NEW YORK (GenomeWeb News) – An individual’s epigenome can shift over time — and the direction and magnitude of that shift seems to be at least partly heritable, new research suggests.
In a paper appearing in today’s issue of the Journal of the American Medical Association, an international team of researchers used two prospective studies to assess changes in hundreds of individuals’ epigenetics — specifically their total DNA methylation — over a decade or more. In each case they found changes in many individuals’ total DNA methylation over time. But the direction and extent of that change varied between individuals while families tended to share methylation trends, suggesting some epigenetic traits are inherited.
Epigenetics, in general, refers to processes that can lead to differential expression of an identical stretch of DNA at different times and/or in different environments. This can be a consequence of processes such as DNA methylation, histone modification, chromatin folding or other changes that modify DNA or DNA-protein interactions.
These epigenetic markers can vary from one individual to the next and from tissue to tissue.
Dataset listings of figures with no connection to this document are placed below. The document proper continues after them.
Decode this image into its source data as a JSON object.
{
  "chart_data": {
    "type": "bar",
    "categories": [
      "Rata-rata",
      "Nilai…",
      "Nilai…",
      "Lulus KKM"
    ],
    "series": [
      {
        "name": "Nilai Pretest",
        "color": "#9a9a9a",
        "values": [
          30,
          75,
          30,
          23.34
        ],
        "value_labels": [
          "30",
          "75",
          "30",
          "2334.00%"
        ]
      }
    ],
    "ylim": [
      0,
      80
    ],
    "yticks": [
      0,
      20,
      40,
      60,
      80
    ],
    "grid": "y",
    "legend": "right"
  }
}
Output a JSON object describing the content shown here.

It is thought that epigenetics can also reflect environmental exposures and other changes in the body. Even so, just how each person’s epigenome changes with time, if at all, remains poorly understood.
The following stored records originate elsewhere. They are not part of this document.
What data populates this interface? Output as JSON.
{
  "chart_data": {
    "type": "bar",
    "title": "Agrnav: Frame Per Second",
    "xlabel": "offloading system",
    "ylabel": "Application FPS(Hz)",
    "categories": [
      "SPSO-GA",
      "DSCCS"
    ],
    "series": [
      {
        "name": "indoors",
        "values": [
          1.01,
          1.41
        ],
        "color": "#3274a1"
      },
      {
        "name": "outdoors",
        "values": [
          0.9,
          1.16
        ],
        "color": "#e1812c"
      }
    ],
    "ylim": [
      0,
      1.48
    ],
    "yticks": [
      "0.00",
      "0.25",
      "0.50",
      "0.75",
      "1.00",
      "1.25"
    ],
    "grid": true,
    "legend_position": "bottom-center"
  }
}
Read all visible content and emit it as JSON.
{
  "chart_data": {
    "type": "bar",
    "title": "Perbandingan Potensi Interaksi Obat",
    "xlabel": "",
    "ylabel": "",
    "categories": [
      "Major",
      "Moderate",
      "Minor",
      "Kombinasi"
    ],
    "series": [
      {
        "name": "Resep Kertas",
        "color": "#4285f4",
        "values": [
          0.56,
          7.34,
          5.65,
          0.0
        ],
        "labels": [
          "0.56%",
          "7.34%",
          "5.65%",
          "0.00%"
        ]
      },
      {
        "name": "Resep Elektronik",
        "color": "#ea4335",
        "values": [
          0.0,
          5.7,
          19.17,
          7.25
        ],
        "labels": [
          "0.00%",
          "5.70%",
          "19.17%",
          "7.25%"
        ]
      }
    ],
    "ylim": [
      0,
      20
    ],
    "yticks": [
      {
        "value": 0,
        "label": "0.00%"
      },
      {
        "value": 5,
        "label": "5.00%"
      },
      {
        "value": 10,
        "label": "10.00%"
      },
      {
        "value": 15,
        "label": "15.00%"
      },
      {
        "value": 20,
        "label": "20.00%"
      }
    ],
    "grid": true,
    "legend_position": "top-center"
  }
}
To understand this better, senior author Andrew Feinberg, an oncologist, molecular biologist, and geneticist at Johns Hopkins University, led a team of American, Icelandic, and Swedish researchers studying two groups of people: one in Iceland and another in the United States.
In the first study, the team focused on 111 individuals between the ages of 70 and 82 years old who were participating in Iceland’s Age, Gene/Environment Susceptibility, or AGES-Reykjavik, Study, an offshoot of the Reykjavik Heart Study. This included 61 participants for whom large DNA samples were available, along with 50 participants who had survived various types of cancer.
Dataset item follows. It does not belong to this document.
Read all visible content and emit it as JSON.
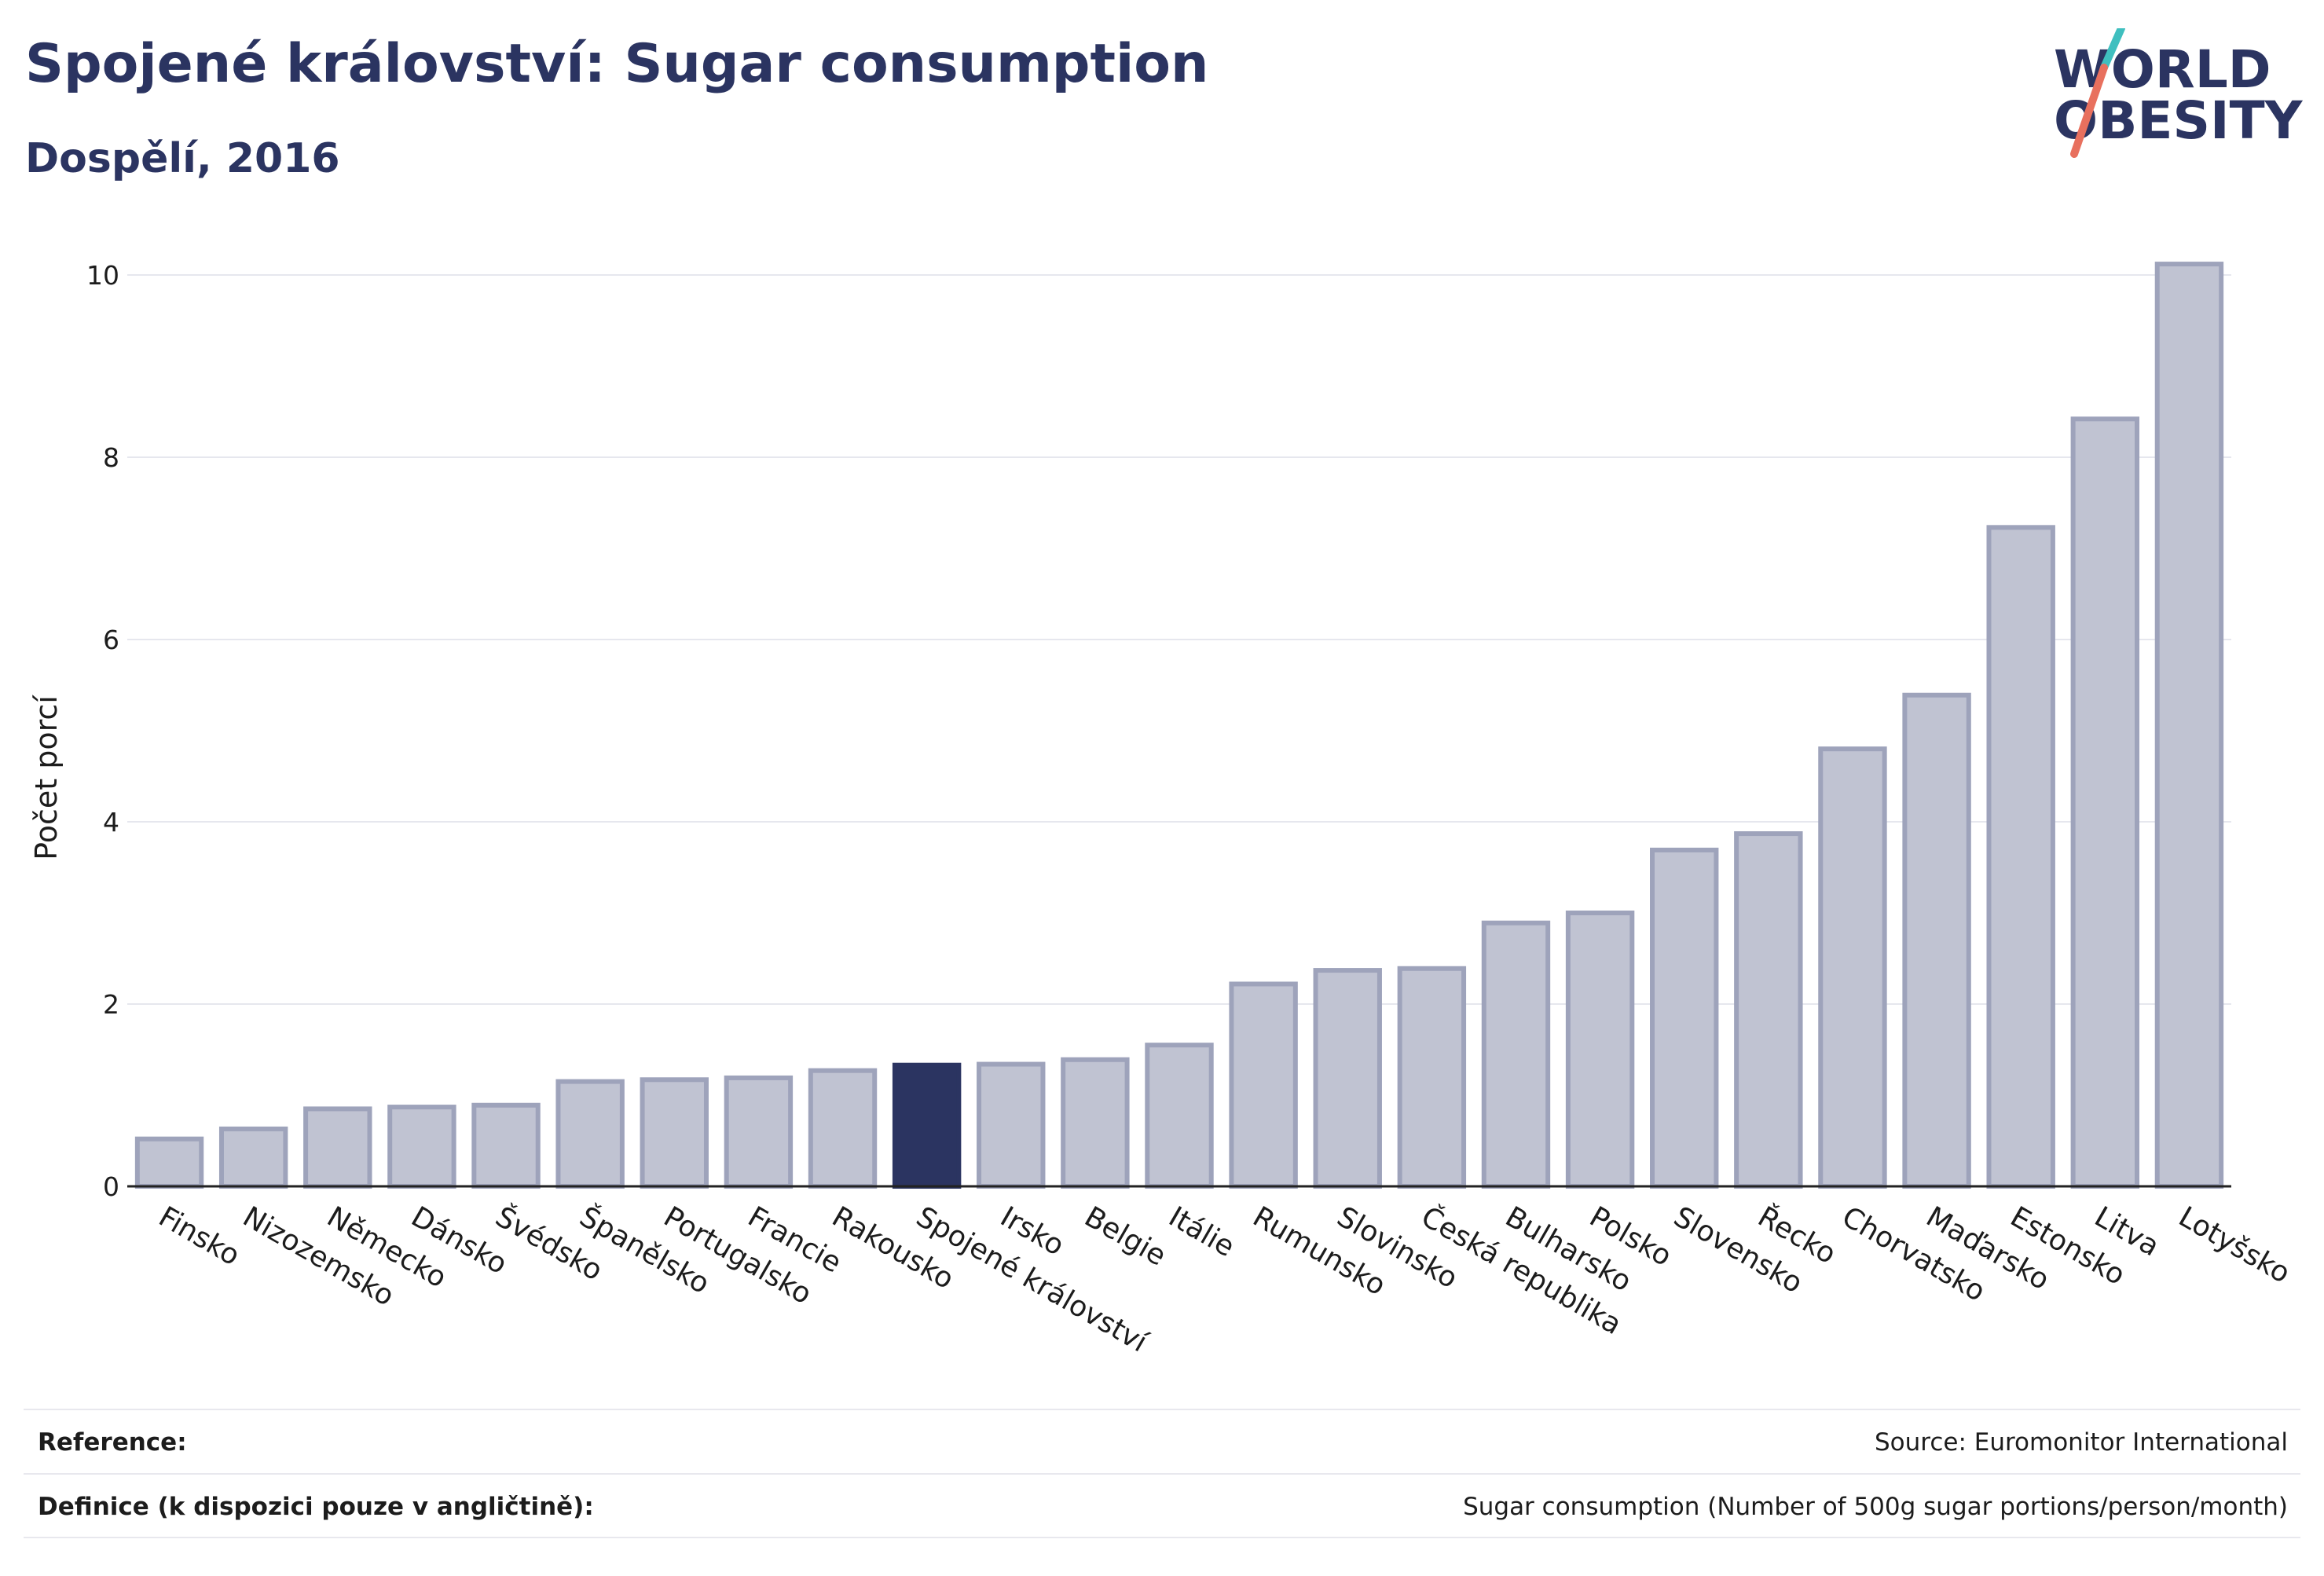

The researchers isolated DNA from blood samples taken from each individual in 1991 and again more than a decade later (between 2002 and 2005). They then compared each person’s total DNA methylation at each sample time using a luminometric methylation assay.
Some 63 percent of participants had a five percent or greater change in methylation between sampling times. About half of these had increased methylation over time, while the total methylation decreased in the other half. Roughly 30 percent had a ten percent or greater overall change in methylation. Eight percent showed larger changes of 20 percent or more.
In an effort to verify these methylation changes — and look at whether epigenetic patterns are heritable — the researchers assessed total methylation in samples from 126 individuals between the ages of five and 72 years old from 21 families in Utah. They sampled the individuals first between 1982 and 1985 and again after an average of 16 years, between 1997 and 2005.
The team also assessed the methylation of 807 genes at 1505 CpG loci in a subset of 41 individuals who showed the greatest loss or gain in DNA methylation using the Illumina GoldenGate Methylation Solution.
Again, methylation patterns varied from one individual to the next. But there were also distinct patterns within families. Related individuals tended to cluster based on whether total methylation went up or down over time. In some cases the extent of total methylation change was similar between members of the same family.
In the most extreme example, the researchers found five related individuals with methylation that decreased by more than 30 percent, particularly for genes related to immunological functions.
The results are surprising given previous research by others indicating that DNA methylation levels are stable over time. For their part, Feinberg and his co-workers argued that previous analyses have overlooked methylation changes by averaging methylation across individuals, since some individuals’ methylation increases while others’ decreases.
“[O]ur data suggest considerable inter-individual age variation, with differences accruing over time within individuals that would be missed by group averaging,” the authors wrote.
Because the inappropriate loss or gain of methylation could lead to problems in the cell, including cancer, the researchers noted, more work is necessary to understand the consequences of familial and individual methylation changes, if any.
“We still haven’t concretely figured out what this means for health and disease, but as an epidemiologist, I think this is very interesting, since epigenetic changes could be an important link between environment, aging, and genetic risk for disease,” Johns Hopkins researcher Daniele Fallin, an author on the paper, said in a statement.
“Inappropriate methylation levels can contribute to disease — too much might turn necessary genes off, too little might turn genes on at the wrong time or in the wrong cell,” author Vilmundur Gudnason, a cardiovascular researcher at the University of Iceland and director of the Icelandic Association’s Heart Preventive Clinic and Research Institute, added in a statement.